Le parole più dure contro la ricchezza dei pochi che getta nella miseria la moltitudine degli esseri viventi, sono quelle dei padri dei primi secoli dell’era cristiana, ma non può non colpire, per la sua attualità, la denuncia «dell’internazionalismo bancario o imperialismo internazionale del denaro» contenuta nell’enciclica Quadragesimo anno di Pio XI datata 1931. «Alla libertà del mercato – affermava il papa- è subentrata l’egemonia economica; alla bramosia del lucro è seguita la sfrenata cupidigia del predominio; e tutta l’economia è così divenuta orribilmente dura, inesorabile, crudele».
«Questa economia uccide» è il grido lanciato da Francesco nel 2013 con l’esortazione Evangelii Gaudium. Un concetto molto chiaro se si pensa ai debiti contratti ingiustamente e in maniera fraudolenta dai Paesi del Sud del mondo che, per pagare interessi usurai, non hanno denaro sufficiente per il cibo, le cure mediche e per combattere il riscaldamento climatico provocato dallo sfruttamento delle risorse comuni da parte dei Paesi benestanti.
L’imposizione di debiti insostenibili conduce inevitabilmente alla guerra come aveva ammonito l’economista John Maynard Keynes davanti alle odiose condizioni imposte nel 1919 alla Germania sconfitta nel primo conflitto mondiale.
È fin troppo facile intuire, oggi, gli effetti nefasti di uno scenario mondiale in cui secondo l’Onu, «3,3 miliardi di persone vivono in Paesi che spendono più nel pagamento degli interessi sul debito che in salute o istruzione».
I promotori, nel 2000, della campagna per la cancellazione del debito facevano notare che «i governi dei Paesi occidentali e le istituzioni finanziarie internazionali come la Banca Mondiale e il Fondo Monetario Internazionale hanno già oggi a disposizione sufficienti risorse per pagare la cancellazione di debiti» e che questi in realtà sono già stati ripagati da interessi spropositati a tassi usurai.
Se ad inizio millennio si faceva notare che «il debito dei 20 Paesi più poveri del mondo potrebbe essere cancellato con il costo di un moderno cacciabombardiere», oggi un numero enorme di scienziati chiede di tagliare il 2% delle spese in armi da destinare a risolvere le ingiustizie planetarie. Ma evidentemente esistono quelle “strutture di peccato”, come la chiama il pensiero sociale cristiano, che impediscono soluzioni che appaiono ragionevoli oltre che giuste.

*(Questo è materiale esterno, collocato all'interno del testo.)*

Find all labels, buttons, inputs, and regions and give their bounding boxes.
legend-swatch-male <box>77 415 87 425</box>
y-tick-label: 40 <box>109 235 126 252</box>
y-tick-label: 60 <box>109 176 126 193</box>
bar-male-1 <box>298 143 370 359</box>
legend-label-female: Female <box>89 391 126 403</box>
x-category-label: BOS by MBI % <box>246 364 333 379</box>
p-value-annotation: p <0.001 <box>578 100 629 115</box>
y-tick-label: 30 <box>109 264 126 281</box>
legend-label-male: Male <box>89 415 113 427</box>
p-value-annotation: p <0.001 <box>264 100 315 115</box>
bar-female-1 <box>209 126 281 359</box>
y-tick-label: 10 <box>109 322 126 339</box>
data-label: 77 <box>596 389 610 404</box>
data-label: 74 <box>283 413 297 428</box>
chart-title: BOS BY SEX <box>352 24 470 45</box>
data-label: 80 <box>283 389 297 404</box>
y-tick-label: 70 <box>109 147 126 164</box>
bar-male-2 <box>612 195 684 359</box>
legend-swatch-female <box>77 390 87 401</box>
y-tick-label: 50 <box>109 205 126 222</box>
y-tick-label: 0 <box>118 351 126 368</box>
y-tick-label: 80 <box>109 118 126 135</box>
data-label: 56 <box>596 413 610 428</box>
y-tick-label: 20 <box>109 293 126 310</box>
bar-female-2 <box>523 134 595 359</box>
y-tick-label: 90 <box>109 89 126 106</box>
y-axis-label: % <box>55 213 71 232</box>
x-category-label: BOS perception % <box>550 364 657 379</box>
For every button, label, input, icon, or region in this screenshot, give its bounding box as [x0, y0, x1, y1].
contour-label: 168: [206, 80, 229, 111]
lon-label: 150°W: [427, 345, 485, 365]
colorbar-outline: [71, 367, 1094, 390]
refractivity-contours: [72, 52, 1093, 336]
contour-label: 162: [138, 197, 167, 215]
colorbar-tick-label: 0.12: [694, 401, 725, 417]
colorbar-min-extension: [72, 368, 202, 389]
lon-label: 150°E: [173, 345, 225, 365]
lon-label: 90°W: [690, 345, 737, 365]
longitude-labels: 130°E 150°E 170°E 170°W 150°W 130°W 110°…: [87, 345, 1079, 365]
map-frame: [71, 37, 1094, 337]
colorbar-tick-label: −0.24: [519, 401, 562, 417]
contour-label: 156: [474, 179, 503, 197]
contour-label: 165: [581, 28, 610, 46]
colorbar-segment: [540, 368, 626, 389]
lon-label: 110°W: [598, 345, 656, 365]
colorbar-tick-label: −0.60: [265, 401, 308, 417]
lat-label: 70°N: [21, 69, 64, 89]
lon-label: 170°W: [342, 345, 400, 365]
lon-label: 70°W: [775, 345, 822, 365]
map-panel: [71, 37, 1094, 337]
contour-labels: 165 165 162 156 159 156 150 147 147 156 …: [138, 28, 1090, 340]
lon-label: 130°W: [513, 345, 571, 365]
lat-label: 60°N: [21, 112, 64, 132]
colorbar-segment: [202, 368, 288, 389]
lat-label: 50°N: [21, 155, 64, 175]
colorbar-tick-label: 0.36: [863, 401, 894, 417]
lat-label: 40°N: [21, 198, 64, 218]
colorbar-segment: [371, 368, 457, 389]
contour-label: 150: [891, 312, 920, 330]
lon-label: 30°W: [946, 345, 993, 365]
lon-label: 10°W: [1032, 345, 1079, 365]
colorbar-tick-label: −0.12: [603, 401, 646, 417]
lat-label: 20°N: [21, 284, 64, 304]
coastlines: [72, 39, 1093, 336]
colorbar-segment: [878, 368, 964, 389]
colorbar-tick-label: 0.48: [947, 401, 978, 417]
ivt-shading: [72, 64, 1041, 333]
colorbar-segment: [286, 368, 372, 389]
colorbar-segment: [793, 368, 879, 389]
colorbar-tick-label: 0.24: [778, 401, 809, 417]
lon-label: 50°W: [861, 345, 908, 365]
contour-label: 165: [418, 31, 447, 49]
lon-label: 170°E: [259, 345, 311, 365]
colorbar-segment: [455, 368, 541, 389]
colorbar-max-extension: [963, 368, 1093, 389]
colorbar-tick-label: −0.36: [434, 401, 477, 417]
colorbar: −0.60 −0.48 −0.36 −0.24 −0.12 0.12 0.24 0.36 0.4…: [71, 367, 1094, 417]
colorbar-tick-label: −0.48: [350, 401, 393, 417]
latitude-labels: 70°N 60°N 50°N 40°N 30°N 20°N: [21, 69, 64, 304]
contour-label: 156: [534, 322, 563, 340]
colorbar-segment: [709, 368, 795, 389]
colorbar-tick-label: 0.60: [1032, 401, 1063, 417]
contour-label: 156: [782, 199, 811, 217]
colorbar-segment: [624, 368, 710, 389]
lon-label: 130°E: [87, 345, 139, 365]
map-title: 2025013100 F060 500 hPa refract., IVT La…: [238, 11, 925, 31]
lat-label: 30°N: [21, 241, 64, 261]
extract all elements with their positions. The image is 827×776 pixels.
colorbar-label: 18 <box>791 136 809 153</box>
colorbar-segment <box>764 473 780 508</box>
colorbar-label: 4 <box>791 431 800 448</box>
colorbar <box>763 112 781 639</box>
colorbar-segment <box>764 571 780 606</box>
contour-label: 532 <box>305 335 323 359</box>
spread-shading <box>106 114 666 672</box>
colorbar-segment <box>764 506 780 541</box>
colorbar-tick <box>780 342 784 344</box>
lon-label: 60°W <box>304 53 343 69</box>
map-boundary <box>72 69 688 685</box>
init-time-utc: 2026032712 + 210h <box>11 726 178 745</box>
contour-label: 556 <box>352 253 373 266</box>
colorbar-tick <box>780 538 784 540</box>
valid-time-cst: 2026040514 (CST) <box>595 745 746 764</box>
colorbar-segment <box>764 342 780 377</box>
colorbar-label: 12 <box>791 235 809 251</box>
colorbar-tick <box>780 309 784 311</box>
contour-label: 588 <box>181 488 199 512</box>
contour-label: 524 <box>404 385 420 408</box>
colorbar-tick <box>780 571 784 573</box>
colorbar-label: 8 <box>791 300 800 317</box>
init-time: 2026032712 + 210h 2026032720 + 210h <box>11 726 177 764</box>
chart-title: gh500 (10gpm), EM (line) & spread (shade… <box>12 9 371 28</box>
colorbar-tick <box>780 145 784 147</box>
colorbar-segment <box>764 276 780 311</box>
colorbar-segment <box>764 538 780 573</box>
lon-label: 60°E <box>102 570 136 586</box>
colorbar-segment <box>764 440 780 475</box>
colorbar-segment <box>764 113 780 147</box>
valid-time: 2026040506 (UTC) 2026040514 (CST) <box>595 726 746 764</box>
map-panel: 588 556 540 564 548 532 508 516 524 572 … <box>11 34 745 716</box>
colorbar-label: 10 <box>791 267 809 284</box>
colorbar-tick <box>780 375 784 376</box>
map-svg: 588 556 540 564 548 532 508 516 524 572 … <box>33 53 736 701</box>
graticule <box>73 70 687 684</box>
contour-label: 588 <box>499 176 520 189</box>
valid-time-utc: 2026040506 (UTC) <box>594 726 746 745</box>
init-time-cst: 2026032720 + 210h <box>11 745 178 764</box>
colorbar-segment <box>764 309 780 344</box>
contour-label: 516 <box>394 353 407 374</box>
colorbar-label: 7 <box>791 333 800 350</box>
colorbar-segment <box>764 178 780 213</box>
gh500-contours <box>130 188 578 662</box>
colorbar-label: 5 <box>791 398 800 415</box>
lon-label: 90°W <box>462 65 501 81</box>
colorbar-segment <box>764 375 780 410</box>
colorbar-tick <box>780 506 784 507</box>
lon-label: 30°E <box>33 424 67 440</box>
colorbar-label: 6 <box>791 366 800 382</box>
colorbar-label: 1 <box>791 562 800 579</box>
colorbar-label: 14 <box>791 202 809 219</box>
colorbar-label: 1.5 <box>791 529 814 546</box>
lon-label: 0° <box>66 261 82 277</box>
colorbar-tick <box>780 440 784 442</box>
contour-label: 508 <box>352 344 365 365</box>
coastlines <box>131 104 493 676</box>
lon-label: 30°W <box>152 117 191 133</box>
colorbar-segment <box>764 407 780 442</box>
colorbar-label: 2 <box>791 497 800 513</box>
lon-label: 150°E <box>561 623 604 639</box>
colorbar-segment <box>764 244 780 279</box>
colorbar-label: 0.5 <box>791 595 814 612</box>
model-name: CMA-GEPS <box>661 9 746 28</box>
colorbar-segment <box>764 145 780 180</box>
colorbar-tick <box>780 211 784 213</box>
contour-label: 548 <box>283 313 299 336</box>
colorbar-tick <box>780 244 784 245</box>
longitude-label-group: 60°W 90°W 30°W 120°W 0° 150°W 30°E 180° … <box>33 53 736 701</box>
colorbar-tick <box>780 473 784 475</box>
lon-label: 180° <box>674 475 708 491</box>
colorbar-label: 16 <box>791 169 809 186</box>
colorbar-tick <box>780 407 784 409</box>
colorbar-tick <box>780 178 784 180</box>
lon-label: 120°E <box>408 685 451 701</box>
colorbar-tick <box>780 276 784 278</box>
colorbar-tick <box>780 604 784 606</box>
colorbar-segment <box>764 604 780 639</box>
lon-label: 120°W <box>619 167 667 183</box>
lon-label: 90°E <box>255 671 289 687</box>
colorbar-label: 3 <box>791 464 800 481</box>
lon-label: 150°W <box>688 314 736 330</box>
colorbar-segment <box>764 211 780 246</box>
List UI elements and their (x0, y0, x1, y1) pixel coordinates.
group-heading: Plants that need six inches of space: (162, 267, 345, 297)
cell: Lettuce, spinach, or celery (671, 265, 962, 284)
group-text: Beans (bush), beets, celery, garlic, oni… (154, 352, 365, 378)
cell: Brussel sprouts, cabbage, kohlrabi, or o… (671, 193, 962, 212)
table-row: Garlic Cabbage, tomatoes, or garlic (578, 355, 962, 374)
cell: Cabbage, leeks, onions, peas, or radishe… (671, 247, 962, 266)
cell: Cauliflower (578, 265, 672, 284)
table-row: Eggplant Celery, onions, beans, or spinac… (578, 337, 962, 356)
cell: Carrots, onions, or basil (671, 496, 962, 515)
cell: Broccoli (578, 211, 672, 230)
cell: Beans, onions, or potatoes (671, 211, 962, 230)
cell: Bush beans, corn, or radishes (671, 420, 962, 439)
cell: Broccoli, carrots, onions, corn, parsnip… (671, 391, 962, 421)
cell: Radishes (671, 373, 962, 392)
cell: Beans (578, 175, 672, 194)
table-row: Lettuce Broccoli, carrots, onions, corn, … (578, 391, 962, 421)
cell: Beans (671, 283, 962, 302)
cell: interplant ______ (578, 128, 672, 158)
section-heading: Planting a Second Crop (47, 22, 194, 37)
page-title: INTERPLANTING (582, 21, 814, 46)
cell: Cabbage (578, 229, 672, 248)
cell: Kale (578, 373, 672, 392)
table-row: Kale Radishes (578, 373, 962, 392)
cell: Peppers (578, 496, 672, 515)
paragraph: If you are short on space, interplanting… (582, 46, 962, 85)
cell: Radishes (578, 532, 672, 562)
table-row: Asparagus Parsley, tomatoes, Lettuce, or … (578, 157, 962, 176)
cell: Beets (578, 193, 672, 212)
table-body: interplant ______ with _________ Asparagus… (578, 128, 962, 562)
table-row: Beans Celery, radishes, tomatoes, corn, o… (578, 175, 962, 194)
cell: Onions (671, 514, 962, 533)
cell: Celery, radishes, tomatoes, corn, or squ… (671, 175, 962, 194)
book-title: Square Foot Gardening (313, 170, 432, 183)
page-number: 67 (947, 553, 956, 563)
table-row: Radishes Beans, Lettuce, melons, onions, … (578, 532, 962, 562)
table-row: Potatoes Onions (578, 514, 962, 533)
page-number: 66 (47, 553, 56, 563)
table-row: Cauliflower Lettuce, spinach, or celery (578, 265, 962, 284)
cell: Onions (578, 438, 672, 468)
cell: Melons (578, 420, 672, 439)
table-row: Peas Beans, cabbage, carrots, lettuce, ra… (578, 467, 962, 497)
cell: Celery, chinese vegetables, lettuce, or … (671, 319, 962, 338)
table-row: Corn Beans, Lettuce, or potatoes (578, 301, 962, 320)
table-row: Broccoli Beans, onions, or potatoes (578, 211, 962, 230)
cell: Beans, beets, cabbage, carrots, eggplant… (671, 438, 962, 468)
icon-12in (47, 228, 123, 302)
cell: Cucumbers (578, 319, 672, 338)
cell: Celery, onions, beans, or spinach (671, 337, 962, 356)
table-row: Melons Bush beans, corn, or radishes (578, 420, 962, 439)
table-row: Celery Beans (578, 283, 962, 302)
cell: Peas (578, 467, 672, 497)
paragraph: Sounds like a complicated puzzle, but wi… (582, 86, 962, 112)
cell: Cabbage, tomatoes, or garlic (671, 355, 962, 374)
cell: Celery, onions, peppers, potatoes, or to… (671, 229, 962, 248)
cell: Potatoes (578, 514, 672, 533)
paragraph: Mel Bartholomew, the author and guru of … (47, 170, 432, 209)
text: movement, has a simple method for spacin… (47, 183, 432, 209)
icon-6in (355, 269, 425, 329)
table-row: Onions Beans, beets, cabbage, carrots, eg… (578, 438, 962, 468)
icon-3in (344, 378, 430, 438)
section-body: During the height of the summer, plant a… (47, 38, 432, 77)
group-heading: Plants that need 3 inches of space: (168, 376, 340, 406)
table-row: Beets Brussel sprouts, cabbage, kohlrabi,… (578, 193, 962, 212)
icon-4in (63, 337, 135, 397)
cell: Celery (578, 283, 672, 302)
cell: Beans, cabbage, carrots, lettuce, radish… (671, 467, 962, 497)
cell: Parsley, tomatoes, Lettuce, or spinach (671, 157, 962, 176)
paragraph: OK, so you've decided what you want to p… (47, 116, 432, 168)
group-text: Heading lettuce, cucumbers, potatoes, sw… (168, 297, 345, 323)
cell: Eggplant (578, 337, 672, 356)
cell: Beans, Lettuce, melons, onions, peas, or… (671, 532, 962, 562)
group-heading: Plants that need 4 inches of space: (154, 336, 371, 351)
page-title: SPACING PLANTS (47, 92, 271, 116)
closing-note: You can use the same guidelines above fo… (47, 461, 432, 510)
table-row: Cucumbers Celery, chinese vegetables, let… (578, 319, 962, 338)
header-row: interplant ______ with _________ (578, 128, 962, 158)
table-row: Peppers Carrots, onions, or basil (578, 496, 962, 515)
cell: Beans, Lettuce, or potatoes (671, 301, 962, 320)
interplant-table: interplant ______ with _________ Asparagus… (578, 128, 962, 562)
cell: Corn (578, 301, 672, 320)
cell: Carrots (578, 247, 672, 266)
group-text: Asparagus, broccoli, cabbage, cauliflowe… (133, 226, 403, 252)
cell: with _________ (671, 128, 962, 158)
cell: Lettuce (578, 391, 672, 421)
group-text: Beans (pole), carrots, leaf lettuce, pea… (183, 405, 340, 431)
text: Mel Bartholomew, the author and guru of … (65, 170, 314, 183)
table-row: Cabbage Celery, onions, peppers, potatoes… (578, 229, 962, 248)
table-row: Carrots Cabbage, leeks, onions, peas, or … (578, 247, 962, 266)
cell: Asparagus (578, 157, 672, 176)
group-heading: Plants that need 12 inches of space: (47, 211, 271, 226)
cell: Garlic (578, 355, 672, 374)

La questione dei debito si è ulteriormente complicata in questi 25 anni perché sono cambiati i decisori reali, che non sono più solo gli Stati, compresa l’astro cinese, la Banca mondiale o il Fmi ma il sistema della finanza internazionale, cioè stratosferici capitali privati che operano di concerto tra loro fino a «controllare le agenzie di rating, che decidono le sorti dei debiti pubblici degli Stati» come fa notare l’economista Alessandro Volpi nel recente testo “I padroni del mondo” dove mette in evidenza la loro presenza dominante in ogni settore strategico, a cominciare da quello militare.
L’invito alla cancellazione del debito contenuta nell’annuncio del Giubileo 2025 è quindi sempre più urgente, ma richiede ampio spazio di confronto tra analisi e proposte diverse davanti al nuovo volto dell’“imperialismo del denaro” mutato profondamente dai tempi di quel G8 del 2001 al quale seguì, dopo 2 mesi, il crollo delle Torri gemelle a New York. E poi una serie di guerre fino alla carneficina in corso in Terra Santa, la crisi finanziaria del 2007/2008, la pandemia da Covid, l’emergenza climatica.
La bolla giubilare, Spes non confudit, annuncia la Speranza in un mondo che sembra averla smarrita. “Non saremo confusi in eterno” recita il canto del Te Deum che accompagna l’apertura della “Porta santa”. Potenza di un simbolo che affonda alla radice dell’esistenza per cambiare la realtà.